Fıkıh | Konular

Rasid halifeler dönemi ve belirlenme usulleri

Hz. Peygamber (s.a.s)'den sonra gelen ilk dört halifenin hilafet
süreleri, Saadet Asrının ikinci dönemini teşkil eder. Islâm
hukukçularının büyük bir çoğunluğu bu dönemdeki
uygulamalara, alınan kararlara büyük bir önem verir ve bunları
Islam hukukunun kaynakları arasında görürler. Çünkü onların
uygulamaları Hz. Peygambere zaman itibariyle en yakın olmak,
onun eğitiminden geçmiş olmak, vahyin nüzulüne tanık
olmak, sünneti yakından tanımak gibi ayırıcı
özellikler nedeniyle önem taşır, başkalarının
fikir ve düşüncelerine göre üstünlük arz ederler.

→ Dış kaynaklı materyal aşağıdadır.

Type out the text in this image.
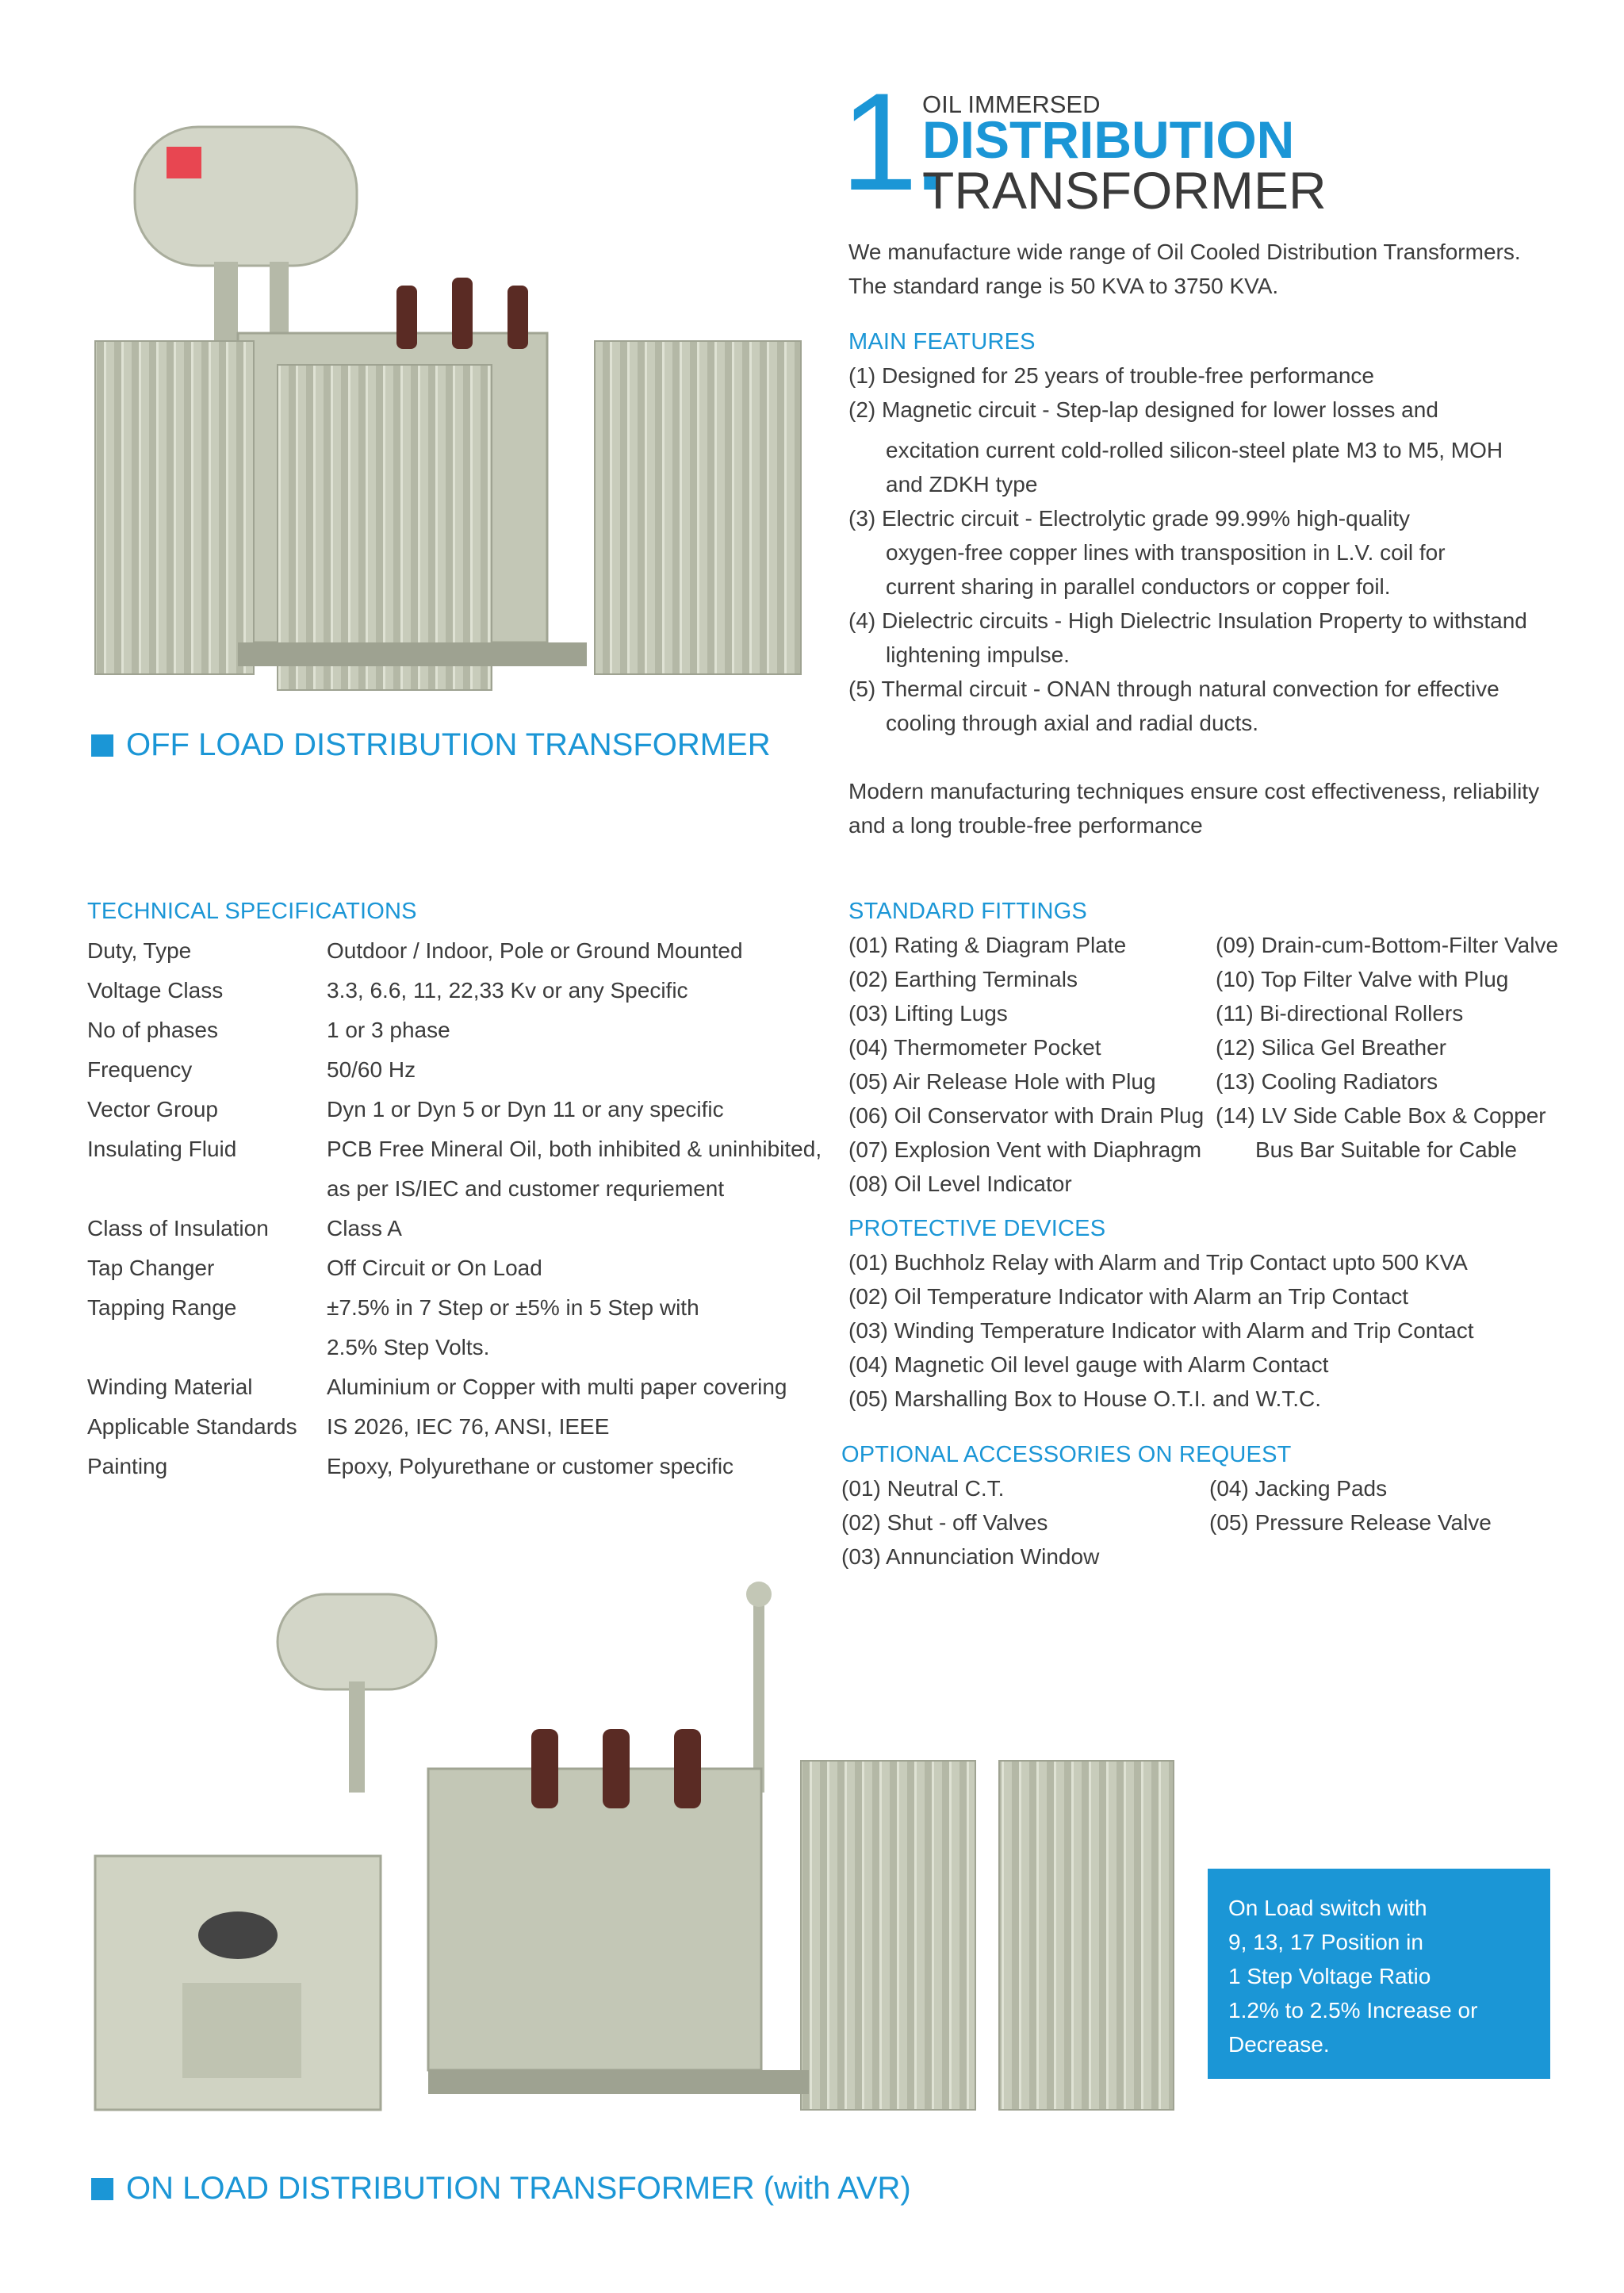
1.
OIL IMMERSED
DISTRIBUTION
TRANSFORMER
We manufacture wide range of Oil Cooled Distribution Transformers.
The standard range is 50 KVA to 3750 KVA.
MAIN FEATURES
(1) Designed for 25 years of trouble-free performance
(2) Magnetic circuit - Step-lap designed for lower losses and
excitation current cold-rolled silicon-steel plate M3 to M5, MOH
and ZDKH type
(3) Electric circuit - Electrolytic grade 99.99% high-quality
oxygen-free copper lines with transposition in L.V. coil for
current sharing in parallel conductors or copper foil.
(4) Dielectric circuits - High Dielectric Insulation Property to withstand
lightening impulse.
(5) Thermal circuit - ONAN through natural convection for effective
cooling through axial and radial ducts.
Modern manufacturing techniques ensure cost effectiveness, reliability
and a long trouble-free performance
OFF LOAD DISTRIBUTION TRANSFORMER
TECHNICAL SPECIFICATIONS
Duty, Type	Outdoor / Indoor, Pole or Ground Mounted
Voltage Class	3.3, 6.6, 11, 22,33 Kv or any Specific
No of phases	1 or 3 phase
Frequency	50/60 Hz
Vector Group	Dyn 1 or Dyn 5 or Dyn 11 or any specific
Insulating Fluid	PCB Free Mineral Oil, both inhibited & uninhibited,
as per IS/IEC and customer requriement
Class of Insulation	Class A
Tap Changer	Off Circuit or On Load
Tapping Range	±7.5% in 7 Step or ±5% in 5 Step with
2.5% Step Volts.
Winding Material	Aluminium or Copper with multi paper covering
Applicable Standards IS 2026, IEC 76, ANSI, IEEE
Painting	Epoxy, Polyurethane or customer specific
STANDARD FITTINGS
(01) Rating & Diagram Plate
(02) Earthing Terminals
(03) Lifting Lugs
(04) Thermometer Pocket
(05) Air Release Hole with Plug
(06) Oil Conservator with Drain Plug
(07) Explosion Vent with Diaphragm
(08) Oil Level Indicator
(09) Drain-cum-Bottom-Filter Valve
(10) Top Filter Valve with Plug
(11) Bi-directional Rollers
(12) Silica Gel Breather
(13) Cooling Radiators
(14) LV Side Cable Box & Copper
Bus Bar Suitable for Cable
PROTECTIVE DEVICES
(01) Buchholz Relay with Alarm and Trip Contact upto 500 KVA
(02) Oil Temperature Indicator with Alarm an Trip Contact
(03) Winding Temperature Indicator with Alarm and Trip Contact
(04) Magnetic Oil level gauge with Alarm Contact
(05) Marshalling Box to House O.T.I. and W.T.C.
OPTIONAL ACCESSORIES ON REQUEST
(01) Neutral C.T.
(02) Shut - off Valves
(03) Annunciation Window
(04) Jacking Pads
(05) Pressure Release Valve
On Load switch with
9, 13, 17 Position in
1 Step Voltage Ratio
1.2% to 2.5% Increase or
Decrease.
ON LOAD DISTRIBUTION TRANSFORMER (with AVR)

Hakkında
nass bulunmayan konularda Râşid Halifelerin uygulamaları oldukça
değerlidir. Bunun nedeni ise, onların, hem veliyyü'l-emr olarak
mü'minlerin kendilerine itaat etmekle yükümlü olmaları; hem de
İslam'ın özünü en iyi kavramış
bulunmalarıdır. Bununla ilgili verilecek örnekler pek çoktur.
Mesele, Hz. Ebu Bekir'in zekat vermeyenlerle ilgili olarak aldığı
kararlar, Hz. Ömer (r.a)'ın Irak topraklarıyla ilgili görüşleri
ve bunları etrafındakilere de delilleriyle birlikte açıklayıp
kabul ettirmesi, Hz. Ali'nin (r.a), Hâricilerle savaşmak ile ilgili
tutumları kendi konumlarında oldukça önemlidirler.


Çünkü bütün bunlarla ilk defa karşılaşıyordu
ve bunların Islâmî bir çözüme bağlanmaları gerekli
idi. Yine Hz. Peygamber (s.a.s)'in vefatından hemen sonra onun yerine
geçecek devlet başkanını belirlemek konusu ortaya çıktı.
Hz. Ebu Bekir'den sonra gelen diğer üç halîfe de farklı
şekillerde belirlendi. Onlar ile ilgili durumlâr Islâm hukukunda
devlet başkanının başa geçiş
yollarının farklı olabileceği görüşünü
belirledi. Bu konuda kesin ve açık bir hükmün bulunmayışı,
bu tabii sonucu doğurmuştur. Bu ise Islâm'ın, her çağda
her toplum için uygulanabilir olmasının kanıtları
arasındadır.


a-Hz. Ebu Bekir'in Halife Seçilmesi:


Hz. Ebu Bekir (r.a)'in Sahabiler arasındaki yeri son derece
üstündü. Sahabilerin kendileri bile aralarında en faziletli
kişinin Hz. Ebu Bekir olduğunu çeşitli vesilelerle ifade
etmişlerdir. Ibn Ömer (r.a), Hz. Peygamber (s.a.s) zamanında
Hz. Ebu Bekir'i bütün sahabilerden üstün gördüklerini ifade ediyor
(Buhârî, Fedâilu's- Ashâbi'n-Nebiyy, 4). Bunda da onun Hz. Peygambere
olan yakınlığı, Islâm için yapmış
olduğu fedakârlıklar ve üstün meziyetleri rol oynamıştır.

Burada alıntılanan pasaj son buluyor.